The Washington think tank the Institute for Science and International Security (ISIS) said on its website that this set alarm bells ringing "because it is the type of measure Iran would need to take if it was trying to defeat the powerful environmental sampling capabilities of IAEA inspectors."
Environmental sampling involves swipes taken to find traces of radiation.
"I have to wonder if it is the whole story, particularly since they took down all the buildings and razed the site," ISIS scientist David Albright told AFP Tuesday, referring to Iran's claim there was no weapons work in Lavizan.
"Their declaration is rather vague and looks like it covers all the bases. Medical research has to be mentioned" to explain whole body count machines found at the site, machines which measure radiation contamination, he said.
The United States claims that Iran is hiding an atomic weapons program and has urged the IAEA to bring Tehran before the UN Security Council for possible sanctions.
ElBaradei said Lavizan had radiation body counters, which measure radiation contamination in humans, and which could have been US-made.
He said the IAEA has not determined if the site was for weapons development or peaceful purposes, as Iran claims.
IAEA inspectors have taken environmental samples at Lavizan. "We are continuing to clarify that this site was not nuclear related. We are pleased with the Iranian cooperation," ElBaradei said.
Albright said the next step will be for the IAEA to get the results of the environmental samples, which can take four to six weeks, and to see if the whole body count machines have all the original parts as shipped from the United States.
"These machines can be used for all kinds of (peaceful) purposes. You have it in a hospital if you are giving radiation treatments... The IAEA will look however to see if the whole body counters are modified" to look for (bomb-grade) plutonium for example, or if the original parts have been taken out and put back in, which would also be suspicious, Albright said.

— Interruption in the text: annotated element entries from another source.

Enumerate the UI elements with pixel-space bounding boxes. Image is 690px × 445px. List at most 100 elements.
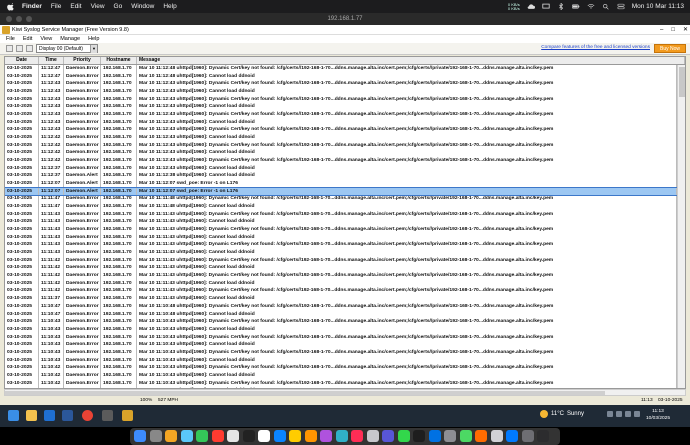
table-row[interactable]: 03-10-2025 11:11:43 Daemon.Error 192.168.1.… [5,233,677,242]
table-row[interactable]: 03-10-202511:10:42Daemon.Error192.168.1.… [5,371,677,380]
battery-icon[interactable] [571,3,580,10]
vertical-scroll-thumb[interactable] [679,67,685,97]
wifi-icon[interactable] [587,3,595,10]
table-row[interactable]: 03-10-2025 11:10:47 Daemon.Error 192.168.1.… [5,310,677,319]
dock-app-icon[interactable] [413,430,425,442]
table-row[interactable]: 03-10-2025 11:12:43 Daemon.Error 192.168.1.… [5,80,677,89]
dock-app-icon[interactable] [180,430,193,442]
windows-start-icon[interactable] [8,410,19,421]
app-window-icon[interactable] [102,410,113,421]
clear-display-button[interactable] [6,45,13,52]
weather-widget[interactable]: 11°C Sunny [540,410,584,418]
col-hostname[interactable]: Hostname [101,57,137,64]
tray-language-icon[interactable] [634,411,640,417]
col-time[interactable]: Time [39,57,64,64]
dock-app-icon[interactable] [273,430,286,442]
dock-app-icon[interactable] [165,430,177,442]
app-menu-file[interactable]: File [6,35,15,43]
table-row[interactable]: 03-10-2025 11:12:37 Daemon.Error 192.168.1.… [5,164,677,173]
buy-now-button[interactable]: Buy Now [654,44,686,53]
close-window-icon[interactable] [6,16,12,22]
menu-go[interactable]: Go [114,3,123,10]
app-menu-help[interactable]: Help [88,35,99,43]
display-select[interactable]: Display 00 (Default) ▼ [36,44,98,53]
table-row[interactable]: 03-10-2025 11:12:42 Daemon.Error 192.168.1.… [5,141,677,150]
cloud-icon[interactable] [527,3,535,10]
alert-button[interactable] [26,45,33,52]
dock-app-icon[interactable] [366,430,379,442]
menu-window[interactable]: Window [131,3,154,10]
dock-app-icon[interactable] [335,430,348,442]
vertical-scrollbar[interactable] [677,65,685,388]
dock-app-icon[interactable] [196,430,208,442]
table-row[interactable]: 03-10-2025 11:12:42 Daemon.Error 192.168.1.… [5,149,677,158]
menu-file[interactable]: File [51,3,61,10]
app-menu-edit[interactable]: Edit [23,35,32,43]
table-row[interactable]: 03-10-2025 11:12:07 Daemon.Alert 192.168.1.… [5,180,677,188]
table-row[interactable]: 03-10-2025 11:12:43 Daemon.Error 192.168.1.… [5,126,677,135]
table-row[interactable]: 03-10-2025 11:12:43 Daemon.Error 192.168.1.… [5,103,677,112]
dock-app-icon[interactable] [397,430,410,442]
table-row[interactable]: 03-10-2025 11:10:43 Daemon.Error 192.168.1.… [5,348,677,357]
dock-app-icon[interactable] [320,430,332,442]
dock-app-icon[interactable] [428,430,441,442]
dock-app-icon[interactable] [475,430,487,442]
table-row[interactable]: 03-10-2025 11:10:43 Daemon.Error 192.168.1.… [5,325,677,334]
table-row[interactable]: 03-10-2025 11:11:47 Daemon.Error 192.168.1.… [5,203,677,211]
col-date[interactable]: Date [5,57,39,64]
mac-clock[interactable]: Mon 10 Mar 11:13 [632,3,684,10]
network-speed[interactable]: 0 KB/s 0 KB/s [508,2,520,11]
table-row[interactable]: 03-10-2025 11:10:43 Daemon.Error 192.168.1.… [5,356,677,365]
table-row[interactable]: 03-10-2025 11:11:47 Daemon.Error 192.168.1.… [5,195,677,204]
table-row[interactable]: 03-10-2025 11:11:42 Daemon.Error 192.168.1.… [5,272,677,280]
compare-versions-link[interactable]: Compare features of the free and license… [541,45,650,50]
dock-app-icon[interactable] [149,430,162,442]
table-row[interactable]: 03-10-2025 11:12:47 Daemon.Error 192.168.1.… [5,72,677,81]
table-row[interactable]: 03-10-2025 11:12:43 Daemon.Error 192.168.1.… [5,95,677,104]
menu-edit[interactable]: Edit [70,3,81,10]
dock-app-icon[interactable] [521,430,534,442]
table-row[interactable]: 03-10-2025 11:10:47 Daemon.Error 192.168.1.… [5,302,677,311]
table-row[interactable]: 03-10-2025 11:12:47 Daemon.Error 192.168.1.… [5,65,677,73]
table-row[interactable]: 03-10-2025 11:11:42 Daemon.Error 192.168.1.… [5,287,677,296]
horizontal-scrollbar[interactable] [4,389,686,396]
table-row[interactable]: 03-10-2025 11:12:37 Daemon.Alert 192.168.1.… [5,172,677,181]
table-row[interactable]: 03-10-2025 11:12:43 Daemon.Error 192.168.1.… [5,88,677,96]
table-row[interactable]: 03-10-2025 11:11:42 Daemon.Error 192.168.1.… [5,256,677,265]
table-row[interactable]: 03-10-2025 11:12:07 Daemon.Alert 192.168.1.… [5,186,678,197]
horizontal-scroll-thumb[interactable] [5,391,605,395]
tray-network-icon[interactable] [616,411,622,417]
properties-button[interactable] [16,45,23,52]
chrome-icon[interactable] [82,410,93,421]
dock-app-icon[interactable] [506,430,518,442]
table-row[interactable]: 03-10-2025 11:11:43 Daemon.Error 192.168.1.… [5,218,677,227]
dock-app-icon[interactable] [304,430,317,442]
screen-mirror-icon[interactable] [542,3,550,10]
table-row[interactable]: 03-10-2025 11:11:37 Daemon.Error 192.168.1.… [5,295,677,303]
menu-view[interactable]: View [91,3,105,10]
col-message[interactable]: Message [137,57,685,64]
dock-app-icon[interactable] [289,430,301,442]
table-row[interactable]: 03-10-202511:10:42Daemon.Error192.168.1.… [5,379,677,388]
dock-app-icon[interactable] [444,430,456,442]
outlook-icon[interactable] [44,410,55,421]
table-row[interactable]: 03-10-2025 11:11:43 Daemon.Error 192.168.1.… [5,249,677,257]
spotlight-icon[interactable] [602,3,610,10]
table-row[interactable]: 03-10-2025 11:12:43 Daemon.Error 192.168.1.… [5,118,677,127]
syslog-grid[interactable]: Date Time Priority Hostname Message 03-1… [4,56,686,389]
tray-volume-icon[interactable] [625,411,631,417]
app-menu-view[interactable]: View [40,35,52,43]
menu-app-finder[interactable]: Finder [22,3,42,10]
dock-app-icon[interactable] [490,430,503,442]
dock-app-icon[interactable] [227,430,239,442]
maximize-icon[interactable]: □ [671,25,675,35]
table-row[interactable]: 03-10-2025 11:11:43 Daemon.Error 192.168.1.… [5,241,677,250]
bluetooth-icon[interactable] [557,3,565,10]
table-row[interactable]: 03-10-2025 11:11:42 Daemon.Error 192.168.1.… [5,264,677,273]
menu-help[interactable]: Help [163,3,176,10]
dock-app-icon[interactable] [258,430,270,442]
dock-app-icon[interactable] [459,430,472,442]
table-row[interactable]: 03-10-2025 11:12:43 Daemon.Error 192.168.1.… [5,111,677,119]
table-row[interactable]: 03-10-2025 11:11:42 Daemon.Error 192.168.1.… [5,279,677,288]
table-row[interactable]: 03-10-2025 11:11:43 Daemon.Error 192.168.1.… [5,210,677,219]
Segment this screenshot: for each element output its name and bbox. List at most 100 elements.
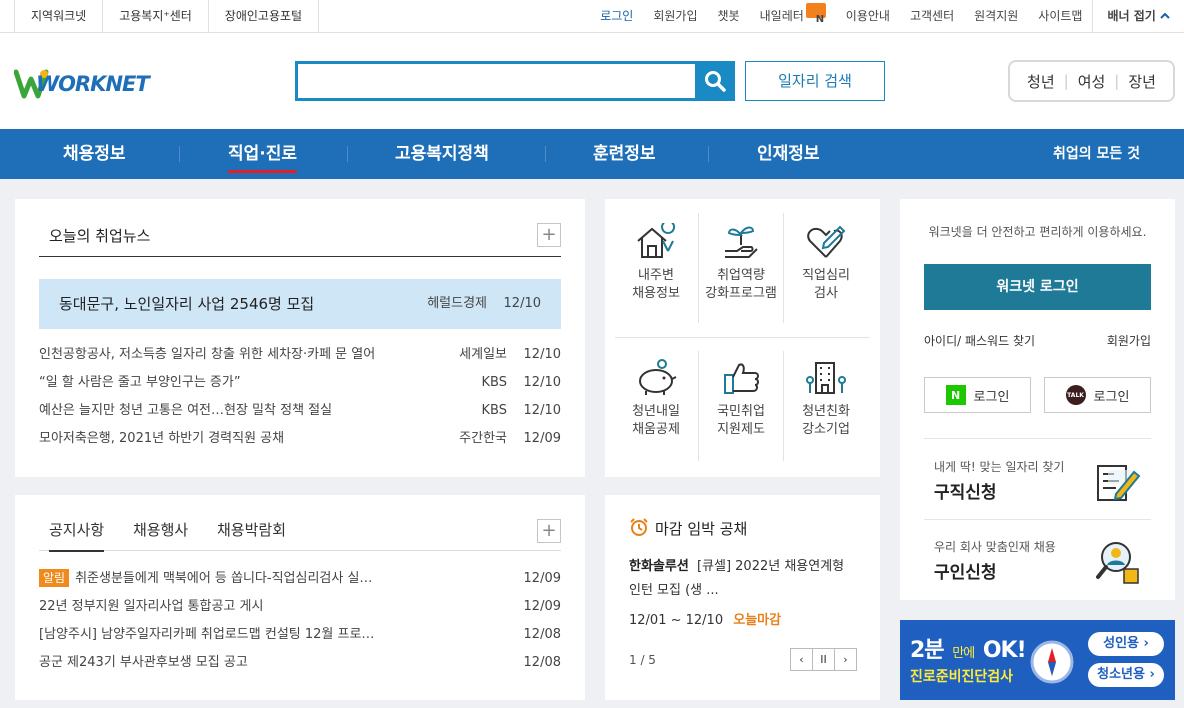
nav-all-about-employment[interactable]: 취업의 모든 것 [1053, 129, 1140, 179]
notice-item[interactable]: 22년 정부지원 일자리사업 통합공고 게시 12/09 [39, 593, 561, 621]
job-search-button[interactable]: 일자리 검색 [745, 61, 885, 101]
kakao-talk-icon: TALK [1065, 385, 1086, 405]
nav-training-info[interactable]: 훈련정보 [593, 129, 656, 179]
nav-divider [179, 146, 180, 162]
newsletter-link[interactable]: 내일레터 N [750, 0, 836, 33]
featured-news[interactable]: 동대문구, 노인일자리 사업 2546명 모집 헤럴드경제 12/10 [39, 279, 561, 329]
news-item[interactable]: 예산은 늘지만 청년 고통은 여전…현장 밀착 정책 절실 KBS 12/10 [39, 397, 561, 425]
banner-close-button[interactable]: 배너 접기 [1092, 0, 1184, 33]
main-nav: 채용정보 직업·진로 고용복지정책 훈련정보 인재정보 취업의 모든 것 [0, 129, 1184, 179]
notice-item[interactable]: 공군 제243기 부사관후보생 모집 공고 12/08 [39, 649, 561, 677]
segment-middle-aged[interactable]: 장년 [1119, 71, 1165, 92]
banner-headline: 2분 만에 OK! [910, 632, 1027, 664]
quick-menu-youth-savings[interactable]: 청년내일 채움공제 [614, 359, 698, 439]
quick-menu-label-1: 청년내일 [632, 404, 680, 419]
link-disabled-employment-portal[interactable]: 장애인고용포털 [209, 0, 320, 33]
chatbot-link[interactable]: 챗봇 [708, 0, 750, 33]
segment-women[interactable]: 여성 [1069, 71, 1115, 92]
deadline-title: 마감 임박 공채 [629, 517, 747, 539]
tab-notice[interactable]: 공지사항 [49, 515, 105, 552]
tab-job-fairs[interactable]: 채용박람회 [217, 515, 286, 545]
news-item[interactable]: 인천공항공사, 저소득층 일자리 창출 위한 세차장·카페 문 열어 세계일보 … [39, 341, 561, 369]
notice-title: 22년 정부지원 일자리사업 통합공고 게시 [39, 599, 264, 614]
deadline-job-posting[interactable]: 한화솔루션 [큐셀] 2022년 채용연계형 인턴 모집 (생 ... [629, 555, 859, 603]
customer-center-link[interactable]: 고객센터 [900, 0, 964, 33]
search-button[interactable] [695, 61, 735, 101]
quick-menu-label-2: 채용정보 [632, 286, 680, 301]
login-link[interactable]: 로그인 [590, 0, 643, 33]
notice-title: 취준생분들에게 맥북에어 등 쏩니다-직업심리검사 실… [75, 571, 373, 586]
news-source: 주간한국 [459, 431, 507, 446]
notice-more-button[interactable]: + [537, 519, 561, 543]
alert-tag: 알림 [39, 569, 70, 587]
find-id-password-link[interactable]: 아이디/ 패스워드 찾기 [924, 332, 1035, 349]
notice-item[interactable]: [남양주시] 남양주일자리카페 취업로드맵 컨설팅 12월 프로… 12/08 [39, 621, 561, 649]
quick-menu-label-1: 내주변 [638, 268, 674, 283]
banner-youth-button[interactable]: 청소년용 › [1088, 663, 1164, 687]
job-seek-sub: 내게 딱! 맞는 일자리 찾기 [934, 460, 1065, 474]
header: WORKNET 일자리 검색 청년 | 여성 | 장년 [0, 33, 1184, 129]
naver-login-button[interactable]: N 로그인 [924, 377, 1031, 413]
link-regional-worknet[interactable]: 지역워크넷 [15, 0, 104, 33]
worknet-login-button[interactable]: 워크넷 로그인 [924, 264, 1151, 310]
remote-support-link[interactable]: 원격지원 [964, 0, 1028, 33]
guide-link[interactable]: 이용안내 [836, 0, 900, 33]
search-box [295, 61, 735, 101]
login-divider [924, 519, 1151, 520]
nav-talent-info[interactable]: 인재정보 [757, 129, 820, 179]
nav-welfare-policy[interactable]: 고용복지정책 [395, 129, 489, 179]
naver-icon: N [945, 385, 966, 405]
news-title: 인천공항공사, 저소득층 일자리 창출 위한 세차장·카페 문 열어 [39, 347, 376, 362]
news-date: 12/10 [523, 403, 561, 418]
sprout-hand-icon [725, 226, 758, 258]
quick-menu-nearby-jobs[interactable]: 내주변 채용정보 [614, 223, 698, 303]
news-item[interactable]: 모아저축은행, 2021년 하반기 경력직원 공채 주간한국 12/09 [39, 425, 561, 453]
quick-menu-national-employment-support[interactable]: 국민취업 지원제도 [699, 359, 783, 439]
notice-date: 12/09 [523, 599, 561, 614]
news-item[interactable]: “일 할 사람은 줄고 부양인구는 증가” KBS 12/10 [39, 369, 561, 397]
news-tab-label[interactable]: 오늘의 취업뉴스 [49, 227, 150, 245]
quick-menu-employability-program[interactable]: 취업역량 강화프로그램 [699, 223, 783, 303]
notice-title-wrap: 알림 취준생분들에게 맥북에어 등 쏩니다-직업심리검사 실… [39, 565, 372, 593]
join-link[interactable]: 회원가입 [1107, 332, 1151, 349]
banner-adult-button[interactable]: 성인용 › [1088, 632, 1164, 656]
notice-date: 12/09 [523, 571, 561, 586]
deadline-panel: 마감 임박 공채 한화솔루션 [큐셀] 2022년 채용연계형 인턴 모집 (생… [605, 495, 880, 700]
news-tab-title: 오늘의 취업뉴스 [39, 221, 561, 257]
banner-2min: 2분 [910, 638, 945, 663]
family-site-links: 지역워크넷 고용복지⁺센터 장애인고용포털 [14, 0, 320, 33]
top-utility-bar: 지역워크넷 고용복지⁺센터 장애인고용포털 로그인 회원가입 챗봇 내일레터 N … [0, 0, 1184, 33]
next-button[interactable]: › [834, 648, 857, 671]
sitemap-link[interactable]: 사이트맵 [1028, 0, 1092, 33]
banner-ok: OK! [982, 638, 1027, 663]
nav-career[interactable]: 직업·진로 [228, 129, 298, 179]
notice-item[interactable]: 알림 취준생분들에게 맥북에어 등 쏩니다-직업심리검사 실… 12/09 [39, 565, 561, 593]
signup-link[interactable]: 회원가입 [643, 0, 707, 33]
alarm-clock-icon [630, 518, 648, 536]
kakao-login-button[interactable]: TALK 로그인 [1044, 377, 1151, 413]
quick-menu-youth-friendly-companies[interactable]: 청년친화 강소기업 [784, 359, 868, 439]
career-readiness-banner[interactable]: 2분 만에 OK! 진로준비진단검사 성인용 › 청소년용 › [900, 620, 1175, 700]
news-title: 모아저축은행, 2021년 하반기 경력직원 공채 [39, 431, 285, 446]
recruit-main: 구인신청 [934, 563, 997, 583]
featured-news-date: 12/10 [503, 296, 541, 311]
tab-recruit-events[interactable]: 채용행사 [133, 515, 188, 545]
quick-menu-label-1: 청년친화 [802, 404, 850, 419]
chevron-up-icon [1160, 12, 1170, 19]
quick-menu-psych-test[interactable]: 직업심리 검사 [784, 223, 868, 303]
news-more-button[interactable]: + [537, 223, 561, 247]
house-location-icon [637, 223, 676, 258]
search-input[interactable] [298, 64, 694, 98]
worknet-logo[interactable]: WORKNET [13, 66, 174, 100]
featured-news-title: 동대문구, 노인일자리 사업 2546명 모집 [59, 295, 315, 313]
quick-menu-label-1: 취업역량 [717, 268, 765, 283]
nav-divider [708, 146, 709, 162]
banner-within: 만에 [952, 646, 975, 661]
prev-button[interactable]: ‹ [790, 648, 813, 671]
link-employment-welfare-center[interactable]: 고용복지⁺센터 [103, 0, 209, 33]
segment-youth[interactable]: 청년 [1018, 71, 1064, 92]
notice-date: 12/08 [523, 655, 561, 670]
nav-job-info[interactable]: 채용정보 [63, 129, 126, 179]
job-seek-main: 구직신청 [934, 483, 997, 503]
pause-button[interactable]: II [812, 648, 835, 671]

"If Iran is innocent, why did they tear the site down," Albright said. "Things look really bad when people destroy things unilaterally," he added, noting that the IAEA was not notified of the site being razed.
The Lavizan site was brought to public attention in May last year, when an Iranian opposition group, the National Council of the Resistance of Iran, alleged that it was home to a biological weapons research facility.
Iran has remained under heavy international suspicion. The 35-nation board of the Vienna-based IAEA passed a resolution on June 18 rebuking Tehran for failing to come clean about its nuclear program.
Iran confirmed Sunday it had razed the Lavizan site, but insisted it was to make a park and not to cover up nuclear weapons activities as the United States has alleged.
On June 17, the United States accused Iran of razing nuclear sites to hide banned nuclear activity.
"It's deplorable but not surprising that Iran's deception has gone to the extent of bulldozing entire sites to prevent the IAEA from discovering evidence of its nuclear weapons program," US State Department spokesman Richard Boucher said.